KIEV (Reuters) - Jailed Ukrainian opposition leader Yulia Tymoshenko, whose plight has soured relations between the country’s leadership and the West, was moved to a hospital for treatment for back pains on Wednesday and ended her hunger strike.
President Viktor Yanukovich has faced growing criticism over the conviction of Tymoshenko and the authorities’ refusal to let her travel abroad for treatment for chronic back trouble.
Her transfer from prison in the eastern city of Kharkiv to a nearby hospital for treatment under the supervision of German doctors was worked out last week in a compromise.
But it seemed unlikely to relieve pressure on Yanukovich, who looks increasingly isolated as Ukraine prepares to co-host Europe’s biggest soccer tournament.
Tymoshenko, 51, a former prime minister, was jailed last October for seven years for alleged abuse of power while in office, a charge she denied.
She says she is the victim of a vendetta by Yanukovich who narrowly beat her for the presidency in February 2010. The European Union and the United States have condemned her trial and sentencing as politically motivated and want her released.
Outcry in the West intensified after Tymoshenko said she had been beaten in jail and went on hunger strike on April 20 in protest against alleged ill-treatment. Authorities deny she was mistreated.
German doctor Lutz Harms of Berlin’s Charite hospital, who is supervising her treatment, said she ended her hunger strike after being admitted to the Kharkiv clinic on Wednesday morning.
“We have begun to start a normal process of feeding,” Harms told reporters.
She will take fruit juice at first and then begin to take solids. Therapy for her back pains will take at least eight weeks, he said.
Reuters witnesses said Tymoshenko was brought to a side entrance of the hospital by ambulance in a convoy which included several police cars. A few supporters nearby shouted out “Freedom for Yulia!” as she was carried in on a stretcher.
Yanukovich appeared untroubled at World War Two Victory Day celebrations on Wednesday, despite the pressure. Addressing veterans in Kiev, he spoke of the need to defend world peace by shunning “populism of all types”, but remained silent about Tymoshenko.
In a setback on Tuesday, he called off a meeting in Yalta of Central and Eastern European leaders after several said they were staying away because of the Tymoshenko affair.
Arseny Yatsenyuk, leader of the Front of Change party, said cancellation of the Yalta meeting was a “shameful failure” for Ukraine.
“This leadership is dragging the country and its people with it into international isolation,” Interfax news agency quoted him as saying.
Vitaly Klitschko, world heavyweight boxing champion who heads the Udar party, said: “The leadership clearly has no wish to change the situation and meet calls by Kiev’s European partners to respect human rights and democratic standards.”
Western outrage over the treatment of Tymoshenko, who led the 2004 Orange Revolution protests which doomed Yanukovich’s first bid for the presidency, has led to threats by European politicians to boycott the European soccer championships which Ukraine co-hosts next month.
The month-long Euro-2012 tournament which Ukraine is co-hosting with Poland from June 8 to the final in Kiev on July 1, is meant to showcase the former Soviet republic as a modern European nation.
Some Western government ministers now say they will not attend.
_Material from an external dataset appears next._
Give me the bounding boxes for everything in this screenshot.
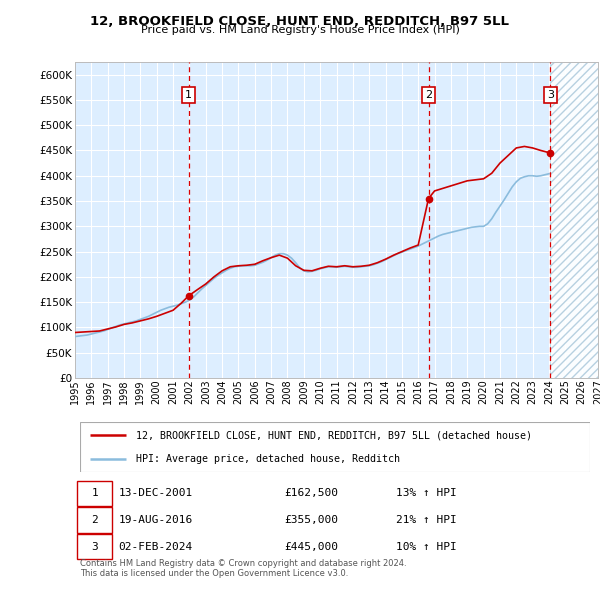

European Commission President Jose Manuel Barroso has said he has no plans to visit Ukraine and the other 26 commissioners are following suit.
An EU diplomat said he expected EU foreign ministers to “harmonise and coordinate” strategy towards Ukraine at a meeting in Brussels on Monday.
The row over Tymoshenko has already led to the indefinite shelving of the signing and ratification of political and free trade agreements with the EU.
Poland, which has spearheaded efforts to bring its neighbour closer to the EU, sought to mediate in the confrontation.
Polish President Bronislaw Komorowski urged Ukraine to drop law allowing politicians to be jailed for decisions taken while in office.
“In my view, this would not have happened if outdated regulations that contradict European standards by allowing prison sentencing for political decisions had been phased out in time,” he told reporters.